The Federal Trade Commission amended the Children’s Online Privacy Protection Act (COPPA), adding several new protections inspired by the proliferation of mobile devices. The agency closed a loophole that allowed kid-directed apps and websites to permit third parties to collect personal information from children through plug-ins without parental notice, and it modified the PII list to include geolocation information, photographs, and videos.

The rapid proliferation of smartphones across the globe has complicated privacy issues and accelerated the needs of marketers to keep track of them.

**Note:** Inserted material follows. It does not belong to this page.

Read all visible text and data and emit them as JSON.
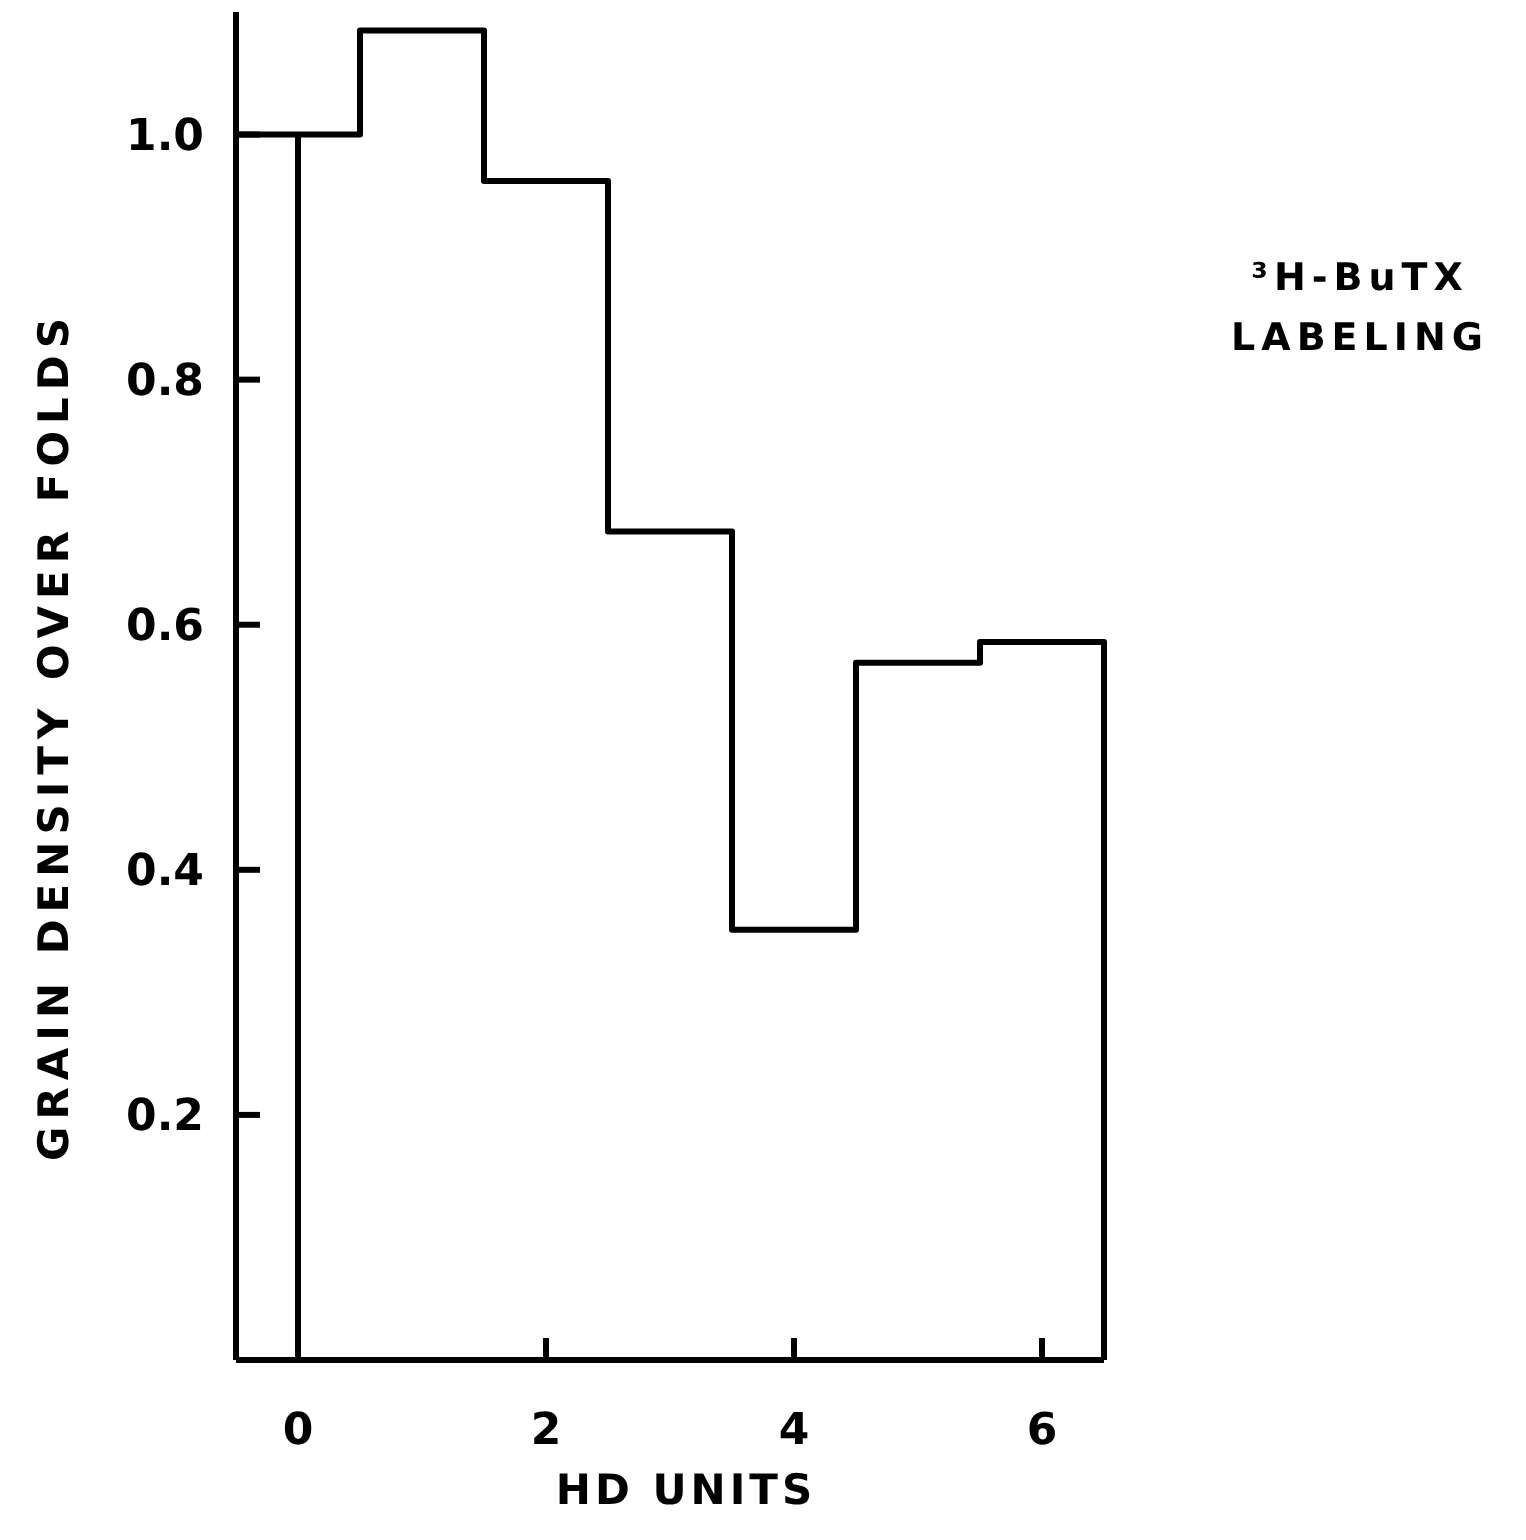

“Nearly all of this sensitive personal information is coming from mobile devices and apps. The granularity of the data is intensifying,” says Spivey. “Not only are we still in the early days of Big Data, but the early days are changing before our eyes.”

As awareness of the risk increases, Spivey says, more and more multinational companies are adding Chief Privacy Officers to monitor privacy issues. For marketers without CPOs or anyone else dedicated to the task at their companies, he suggests a simple, two-bullet-point process.

“First, marketers have to understand what the regulations are. With different rules coming in by state and country, make sure your policies adhere to the strictest of them,” Spivey says. “And second, be sure the data you buy from outside your company was legally obtained by the supplier.”

Spivey says no certification program currently exists for data suppliers and that there is not likely to one in place any time soon, especially one taking into account regulations worldwide. In the meantime, he counsels marketers to word contracts with suppliers in such a way that responsibility for privacy compliance is shared.